There may be some in our ranks who have an interest in some of the practices of the ancient church. I am right now doing some work in the writings of Theodore of Mopsuestia (350-428), so I hope you will indulge my bringing another remark your way. Theodore is well-known for his hermeneutics, and no book on the history of the discipline worth its salt will omit his contribution. His interpretation of Scripture was historical or “literal”, and is the leading example of the “Antiochene school” against Origen and the Alexandrian school’s allegorical interpretation.

This quotation is on a completely different subject, the Septuagint. What I find of interest here is the role of the Scriptures in the early Church. With Theodore’s comment, we get a small glimpse at the place of Scriptures in early Church’s liturgy and home.
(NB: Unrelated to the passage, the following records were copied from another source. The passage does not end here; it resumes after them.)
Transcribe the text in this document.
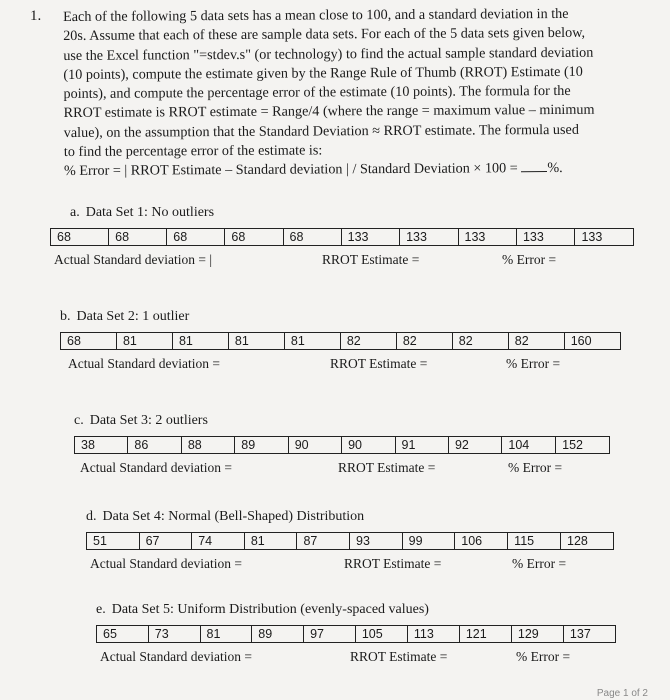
1. Each of the following 5 data sets has a mean close to 100, and a standard deviation in the
20s. Assume that each of these are sample data sets. For each of the 5 data sets given below,
use the Excel function "=stdev.s" (or technology) to find the actual sample standard deviation
(10 points), compute the estimate given by the Range Rule of Thumb (RROT) Estimate (10
points), and compute the percentage error of the estimate (10 points). The formula for the
RROT estimate is RROT estimate = Range/4 (where the range = maximum value – minimum
value), on the assumption that the Standard Deviation ≈ RROT estimate. The formula used
to find the percentage error of the estimate is:
% Error = | RROT Estimate – Standard deviation | / Standard Deviation × 100 = %.
a. Data Set 1: No outliers
68	68	68	68	68	133	133	133	133	133
Actual Standard deviation = |	RROT Estimate =	% Error =
b. Data Set 2: 1 outlier
68	81	81	81	81	82	82	82	82	160
Actual Standard deviation =	RROT Estimate =	% Error =
c. Data Set 3: 2 outliers
38	86	88	89	90	90	91	92	104	152
Actual Standard deviation =	RROT Estimate =	% Error =
d. Data Set 4: Normal (Bell-Shaped) Distribution
51	67	74	81	87	93	99	106	115	128
Actual Standard deviation =	RROT Estimate =	% Error =
e. Data Set 5: Uniform Distribution (evenly-spaced values)
65	73	81	89	97	105	113	121	129	137
Actual Standard deviation =	RROT Estimate =	% Error =
Page 1 of 2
“The translation into Greek, on the other hand, was done by seventy men, elders of the people, possessing a precise knowledge of their own language and knowledge of the divine Scriptures, approved of by the priest and all the Israelite people as particularly suited to translating. Their translation and publication the blessed apostles clearly seem to have accepted, and to the believers from the nations who formerly had no access at all to the contents of the Old Testament, they passed on the divine Scriptures written in Greek in the translation of the Seventy. All of us, having come to faith in Christ the Lord from the nations, received the Scriptures from them and now enjoy them, reading them aloud in the churches and keeping them at home.”

– Theodore of Mopsuestia, Commentary on the Twelve Prophets (Fathers of the Church 108; trans. Richard C. Hill; Washington, D. C.: Catholic University Press, 2004), 289.